- Interactive map of Udanti Wildlife Sanctuary
- Location: Gariaband district, Chhattisgarh, India
- Nearest city: Raipur
- Coordinates: 20°07′N 82°22′E﻿ / ﻿20.12°N 82.37°E
- Area: 237.27 km^{2} (91.61 sq mi)
- Established: 1983

= Udanti Wildlife Sanctuary =

Udanti Wildlife Sanctuary is a protected area and wildlife sanctuary located in Gariaband district of the Indian state of Chhattisgarh.

== Geography ==
Udanti Wildlife Sanctuary covers an area of 237.27 km2 and was declared as a protected area in 1983. It forms part of the Udanti Sitanadi tiger reserve along with the Sitanadi Wildlife Sanctuary.

== Flora and fauna ==
The protected area consists of a mixture of moist and dry tropical deciduous forests.
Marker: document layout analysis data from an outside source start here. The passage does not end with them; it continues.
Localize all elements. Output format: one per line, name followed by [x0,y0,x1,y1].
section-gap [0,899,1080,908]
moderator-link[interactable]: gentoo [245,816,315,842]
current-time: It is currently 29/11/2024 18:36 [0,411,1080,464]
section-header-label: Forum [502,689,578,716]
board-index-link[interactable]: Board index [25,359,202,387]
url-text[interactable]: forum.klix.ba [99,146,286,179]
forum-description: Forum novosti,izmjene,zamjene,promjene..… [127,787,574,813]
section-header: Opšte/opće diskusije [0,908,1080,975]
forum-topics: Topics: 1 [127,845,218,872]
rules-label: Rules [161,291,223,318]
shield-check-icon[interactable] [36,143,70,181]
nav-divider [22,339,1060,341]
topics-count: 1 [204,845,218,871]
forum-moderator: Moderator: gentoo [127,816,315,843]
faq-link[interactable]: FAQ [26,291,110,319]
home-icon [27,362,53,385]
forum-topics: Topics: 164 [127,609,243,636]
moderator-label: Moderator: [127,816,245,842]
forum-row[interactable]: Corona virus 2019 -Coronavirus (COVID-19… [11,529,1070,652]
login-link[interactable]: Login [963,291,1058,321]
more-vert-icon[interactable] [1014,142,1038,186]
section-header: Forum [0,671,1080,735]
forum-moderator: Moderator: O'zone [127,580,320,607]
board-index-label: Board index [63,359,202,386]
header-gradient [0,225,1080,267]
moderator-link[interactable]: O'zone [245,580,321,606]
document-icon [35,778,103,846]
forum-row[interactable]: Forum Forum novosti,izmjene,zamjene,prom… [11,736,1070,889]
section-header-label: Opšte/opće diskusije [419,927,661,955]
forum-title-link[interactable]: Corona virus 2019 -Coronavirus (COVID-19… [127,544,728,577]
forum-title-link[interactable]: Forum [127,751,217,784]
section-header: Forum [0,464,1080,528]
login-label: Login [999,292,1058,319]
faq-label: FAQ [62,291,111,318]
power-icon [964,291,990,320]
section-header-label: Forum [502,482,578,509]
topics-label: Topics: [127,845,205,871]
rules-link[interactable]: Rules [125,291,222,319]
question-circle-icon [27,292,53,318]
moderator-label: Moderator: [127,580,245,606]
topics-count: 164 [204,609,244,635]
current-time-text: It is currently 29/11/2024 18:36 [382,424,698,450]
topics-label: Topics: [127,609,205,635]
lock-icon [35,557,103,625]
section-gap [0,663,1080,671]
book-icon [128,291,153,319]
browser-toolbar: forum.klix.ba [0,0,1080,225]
Udanti was created for the protection of the endangered wild water buffalo, the flagship species of the sanctuary. Other notable animals include Bengal tiger, Indian leopard, sloth bear, Indian jackal, dhole, striped hyena, jungle cat, gaur, chital, sambar deer, and nilgai. Avifauna include pintails, rollers, and herons. The park consists of reptiles such as monitor lizards and pythons.